Adin, a villager whose cousin lost 11 relatives in the attack, is one of nine Afghans from Kandahar Province flown to the U.S. for the hearing. He described arriving at his cousin's home and finding a pile of burning bodies, including young children, inside.
The March 11, 2012 massacre prompted such angry protests that the U.S. temporarily halted combat operations in Afghanistan, and it was three weeks before Army investigators could reach the crime scene.
During his plea hearing in June, Bales couldn't explain to a judge why he committed the killings. "There's not a good reason in this world for why I did the horrible things I did," he said.
He did not say he was sorry, but his lawyers hinted an apology might come at sentencing.
On Tuesday, an Afghan farmer shot during the massacre took the witness stand, cursing the soldier before breaking down.
Haji Mohammad Naim testified through an interpreter and pointed to where he was shot in the cheek and neck.
"This bastard stood right in front of me!" he said. "I wanted to ask him, 'What did I do? What have I done to you?' ... and he shot me!"
Naim, who is about 60, said he has suffered from numbness in his hand and a stutter since the shooting. He became emotional and eventually stood up: "Don't ask me any more questions!"
Naim's two sons, Sadiquallah, who is about 13, and the older Faizullah, also testified.
Sadiquallah spoke quietly, responding with a simple "yes" when asked if he cried about being shot.
Haji Wazir Mohammad, who received $550,000 in compensation from the U.S. government, told the j jury that the attacks destroyed what had been a happy life.

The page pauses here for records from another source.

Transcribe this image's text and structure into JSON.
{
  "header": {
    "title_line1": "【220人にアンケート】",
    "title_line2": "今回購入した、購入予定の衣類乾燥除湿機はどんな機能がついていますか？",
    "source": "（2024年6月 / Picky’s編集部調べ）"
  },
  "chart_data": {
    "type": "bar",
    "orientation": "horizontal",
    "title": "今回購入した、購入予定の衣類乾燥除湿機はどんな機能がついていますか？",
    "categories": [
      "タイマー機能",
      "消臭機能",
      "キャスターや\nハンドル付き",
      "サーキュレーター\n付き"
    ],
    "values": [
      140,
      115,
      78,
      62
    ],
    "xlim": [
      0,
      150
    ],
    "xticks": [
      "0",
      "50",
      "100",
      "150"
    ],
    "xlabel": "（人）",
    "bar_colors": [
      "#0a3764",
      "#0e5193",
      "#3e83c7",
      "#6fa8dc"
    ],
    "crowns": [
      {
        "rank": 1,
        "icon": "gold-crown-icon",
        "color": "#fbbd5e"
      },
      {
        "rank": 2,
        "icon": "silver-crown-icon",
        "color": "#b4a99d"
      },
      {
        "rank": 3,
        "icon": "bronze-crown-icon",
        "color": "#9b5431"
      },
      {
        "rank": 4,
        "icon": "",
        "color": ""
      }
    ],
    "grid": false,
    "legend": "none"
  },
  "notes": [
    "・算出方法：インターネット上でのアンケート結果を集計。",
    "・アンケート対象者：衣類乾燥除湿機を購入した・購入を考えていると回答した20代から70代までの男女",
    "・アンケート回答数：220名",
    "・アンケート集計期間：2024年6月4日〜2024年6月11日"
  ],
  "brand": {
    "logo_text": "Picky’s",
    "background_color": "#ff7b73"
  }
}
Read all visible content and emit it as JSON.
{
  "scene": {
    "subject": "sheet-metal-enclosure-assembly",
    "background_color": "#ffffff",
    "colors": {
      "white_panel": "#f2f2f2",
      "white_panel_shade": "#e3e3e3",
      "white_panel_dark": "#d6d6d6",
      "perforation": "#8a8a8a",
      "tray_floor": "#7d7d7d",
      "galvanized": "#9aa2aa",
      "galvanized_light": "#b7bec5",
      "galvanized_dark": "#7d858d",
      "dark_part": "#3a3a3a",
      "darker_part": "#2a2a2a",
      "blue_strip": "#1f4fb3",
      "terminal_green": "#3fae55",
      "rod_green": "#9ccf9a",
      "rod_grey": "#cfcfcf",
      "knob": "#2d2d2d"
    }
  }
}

"I've gone through very hard times," he added. "If anybody speaks to me about the incident ... I feel the same, like it's happening right now."
Bales left his remote post in Afghanistan in the middle of the night and attacked two mud-walled villages, gunning down men, screaming children and elderly women.
Prosecutors on Tuesday offered the most detailed single account yet of the attack, describing how Bales executed a young girl who was screaming for him to stop beating her father, how he fired into rooms full of children and how he killed 11 members of a single family, many of them still asleep on their blankets.
The 39-year-old Bales was serving his fourth combat deployment when he left his outpost, attacked one village and returned to the outpost only when he realized he was low on ammunition, prosecutors said.
He then woke a fellow soldier, described his actions and said he was headed out to kill more. The other soldier didn't believe him and went back to sleep. Bales left again.
At the time, Bales had been under heavy personal, professional and financial stress, prosecutor Jay Morse said. He was upset that he had not been promoted.
"The accused felt inadequate as a soldier and as a man because of his personal, financial and professional problems," Morse said.
If he is sentenced to life with the possibility of parole, Bales would be eligible in 20 years, but there's no guarantee he would receive it.